Doenças como o câncer ou alterações hormonais são causadas pela exposição a quantidades pequenas presentes nos alimentos e na água que consumimos diariamente. Pesquisa do Idec encontrou, em 2021, resíduos de agrotóxicos em 16 de 27 alimentos ultraprocessados, consumidos por crianças, sendo que, em um deles, foram detectados oito resíduos. A Agência Nacional de Vigilância Sanitária (Anvisa) detectou, em 2019, resíduos na maior parte dos alimentos in natura analisados e, em mais de 30%, flagrou misturas dessas substâncias, cujos danos são ignorados pelas autoridades. Em 1% das amostras, os níveis de contaminação eram tão altos que poderiam desencadear, logo após o consumo, sintomas agudos como diarreia, náusea, vômito e dor de cabeça.
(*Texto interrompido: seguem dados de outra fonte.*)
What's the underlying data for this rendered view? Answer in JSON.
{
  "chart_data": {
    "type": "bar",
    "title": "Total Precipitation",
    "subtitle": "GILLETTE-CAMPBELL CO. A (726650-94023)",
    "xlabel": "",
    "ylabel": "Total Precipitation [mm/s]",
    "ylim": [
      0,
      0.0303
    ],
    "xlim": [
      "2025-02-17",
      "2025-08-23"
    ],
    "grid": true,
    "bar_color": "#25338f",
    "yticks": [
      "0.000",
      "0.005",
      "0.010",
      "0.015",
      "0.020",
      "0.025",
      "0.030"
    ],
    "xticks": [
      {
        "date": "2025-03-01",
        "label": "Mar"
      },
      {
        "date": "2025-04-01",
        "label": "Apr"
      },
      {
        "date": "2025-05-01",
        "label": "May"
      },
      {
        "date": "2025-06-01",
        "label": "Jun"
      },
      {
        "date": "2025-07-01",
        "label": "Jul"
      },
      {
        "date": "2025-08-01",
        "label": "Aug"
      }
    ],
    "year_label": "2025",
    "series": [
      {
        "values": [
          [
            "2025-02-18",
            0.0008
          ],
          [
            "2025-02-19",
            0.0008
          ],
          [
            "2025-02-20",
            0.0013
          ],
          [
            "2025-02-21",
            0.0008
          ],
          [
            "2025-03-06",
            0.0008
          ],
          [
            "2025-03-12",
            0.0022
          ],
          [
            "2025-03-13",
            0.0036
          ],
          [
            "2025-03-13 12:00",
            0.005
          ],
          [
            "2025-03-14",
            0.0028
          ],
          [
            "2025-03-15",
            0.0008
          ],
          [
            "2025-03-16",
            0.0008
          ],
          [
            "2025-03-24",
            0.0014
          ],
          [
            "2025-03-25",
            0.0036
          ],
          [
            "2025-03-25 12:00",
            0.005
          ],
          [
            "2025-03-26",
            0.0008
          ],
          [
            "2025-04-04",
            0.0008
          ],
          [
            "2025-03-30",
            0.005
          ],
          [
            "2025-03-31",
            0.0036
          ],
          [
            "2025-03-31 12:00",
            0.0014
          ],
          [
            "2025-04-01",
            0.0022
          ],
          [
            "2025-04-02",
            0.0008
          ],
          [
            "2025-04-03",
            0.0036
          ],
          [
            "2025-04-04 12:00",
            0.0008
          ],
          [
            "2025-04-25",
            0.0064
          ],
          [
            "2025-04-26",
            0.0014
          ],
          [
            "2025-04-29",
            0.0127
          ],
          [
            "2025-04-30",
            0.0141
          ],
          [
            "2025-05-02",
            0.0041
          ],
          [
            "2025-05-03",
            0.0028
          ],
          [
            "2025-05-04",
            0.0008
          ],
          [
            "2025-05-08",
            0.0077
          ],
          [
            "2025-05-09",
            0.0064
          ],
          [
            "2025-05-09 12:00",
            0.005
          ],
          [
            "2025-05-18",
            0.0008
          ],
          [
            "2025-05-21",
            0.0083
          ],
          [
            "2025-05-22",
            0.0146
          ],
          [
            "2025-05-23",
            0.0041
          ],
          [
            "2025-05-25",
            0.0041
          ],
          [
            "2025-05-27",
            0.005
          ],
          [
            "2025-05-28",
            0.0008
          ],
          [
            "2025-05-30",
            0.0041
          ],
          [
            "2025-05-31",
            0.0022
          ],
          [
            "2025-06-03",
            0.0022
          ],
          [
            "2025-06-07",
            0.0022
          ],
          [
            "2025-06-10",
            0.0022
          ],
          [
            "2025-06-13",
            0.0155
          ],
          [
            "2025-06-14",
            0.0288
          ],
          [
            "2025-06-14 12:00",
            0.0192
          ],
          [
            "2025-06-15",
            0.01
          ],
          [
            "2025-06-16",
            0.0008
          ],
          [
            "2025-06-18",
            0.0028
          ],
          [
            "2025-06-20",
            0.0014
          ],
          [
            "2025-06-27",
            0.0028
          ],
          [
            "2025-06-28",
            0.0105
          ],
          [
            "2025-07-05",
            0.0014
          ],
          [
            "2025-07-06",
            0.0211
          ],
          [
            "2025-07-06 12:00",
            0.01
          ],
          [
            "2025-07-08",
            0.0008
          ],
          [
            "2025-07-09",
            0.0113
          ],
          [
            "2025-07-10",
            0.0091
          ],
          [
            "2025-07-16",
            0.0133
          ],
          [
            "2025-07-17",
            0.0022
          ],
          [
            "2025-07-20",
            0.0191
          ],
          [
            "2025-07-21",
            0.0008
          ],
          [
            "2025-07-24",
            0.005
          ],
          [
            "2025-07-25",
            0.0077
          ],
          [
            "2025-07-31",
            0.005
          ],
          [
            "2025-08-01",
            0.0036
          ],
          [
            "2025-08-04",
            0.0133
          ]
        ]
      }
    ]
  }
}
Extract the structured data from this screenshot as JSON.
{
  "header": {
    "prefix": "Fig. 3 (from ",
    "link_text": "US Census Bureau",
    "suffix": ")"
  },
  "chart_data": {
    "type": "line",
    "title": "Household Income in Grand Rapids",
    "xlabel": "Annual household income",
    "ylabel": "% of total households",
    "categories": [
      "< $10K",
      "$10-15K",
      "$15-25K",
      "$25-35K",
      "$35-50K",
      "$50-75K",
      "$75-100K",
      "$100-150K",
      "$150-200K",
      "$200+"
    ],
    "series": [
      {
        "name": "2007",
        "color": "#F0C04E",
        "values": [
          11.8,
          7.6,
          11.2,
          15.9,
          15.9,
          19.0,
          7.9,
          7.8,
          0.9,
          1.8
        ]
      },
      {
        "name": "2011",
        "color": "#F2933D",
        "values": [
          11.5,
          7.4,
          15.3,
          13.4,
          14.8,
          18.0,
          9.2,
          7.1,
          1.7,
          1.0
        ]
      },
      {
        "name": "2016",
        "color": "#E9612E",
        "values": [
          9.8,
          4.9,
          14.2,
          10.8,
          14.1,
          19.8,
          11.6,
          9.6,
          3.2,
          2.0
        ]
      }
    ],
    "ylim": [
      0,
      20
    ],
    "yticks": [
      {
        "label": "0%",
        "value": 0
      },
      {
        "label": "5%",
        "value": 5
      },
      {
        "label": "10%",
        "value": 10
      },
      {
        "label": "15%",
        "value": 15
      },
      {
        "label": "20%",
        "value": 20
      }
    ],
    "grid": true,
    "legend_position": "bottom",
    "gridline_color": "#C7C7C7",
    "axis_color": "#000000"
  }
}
O atual arcabouço regulatório precisa ser aperfeiçoado, não afrouxado, como propõe o PL, que quer concentrar a decisão sobre o registro ou proibição de um novo produto no Mapa, sendo que hoje ela passa obrigatoriamente pela Anvisa e pelo Instituto Brasileiro do Meio Ambiente e dos Recursos Naturais Renováveis (Ibama). O Mapa poderá conceder registro temporário, caso as análises não se concluam em dois anos, bastando, para isso, que o agrotóxico seja usado em três dos 37 países membros da OCDE, sem importar se as condições de uso aqui forem mais precárias. Afrontando a Constituição, quer retirar de estados e municípios o poder de legislar de forma mais restritiva, mesmo que prevaleçam características locais contraindicando o uso de algumas substâncias ou práticas, como a pulverização aérea, proibida em alguns municípios e no estado do Ceará.
Enquanto países europeus, Japão e Estados Unidos fazem revisões periódicas dos produtos em uso e retiram do mercado os mais perigosos, o Brasil será um paraíso para as corporações transnacionais de agroquímicos, favorecidas em bilhões de reais por ano com a isenção de vários impostos, cujos lucros serão turbinados sem ter que investir no desenvolvimento de moléculas mais modernas e seguras para os problemas agronômicos locais. Outros bilhões de reais serão gastos anualmente para tratar as vítimas intoxicadas por essas substâncias e mitigar os danos à biodiversidade, pagos pela sociedade brasileira.
O agronegócio brasileiro que se projetou dentro do atual arcabouço legal vai perder. Países importadores em sua maioria são pressionados por cidadãos consumidores exigentes, cujas organizações representativas inclusive monitoram a tramitação do PL. Trata-se de um poderoso lobby contra a ciência, em que só ganharão os fabricantes de veneno. O relator do PL na Câmara, ao celebrar a votação disse, com desfaçatez, que "quem vai ganhar com esse projeto é o consumidor final e a sociedade brasileira".
A sociedade brasileira anseia por comida no prato, segura, saudável e produzida sem impacto ambiental. Senadoras e senadores, de que lado estão? Da saúde e da rica biodiversidade brasileira ou do lobby da morte e do veneno?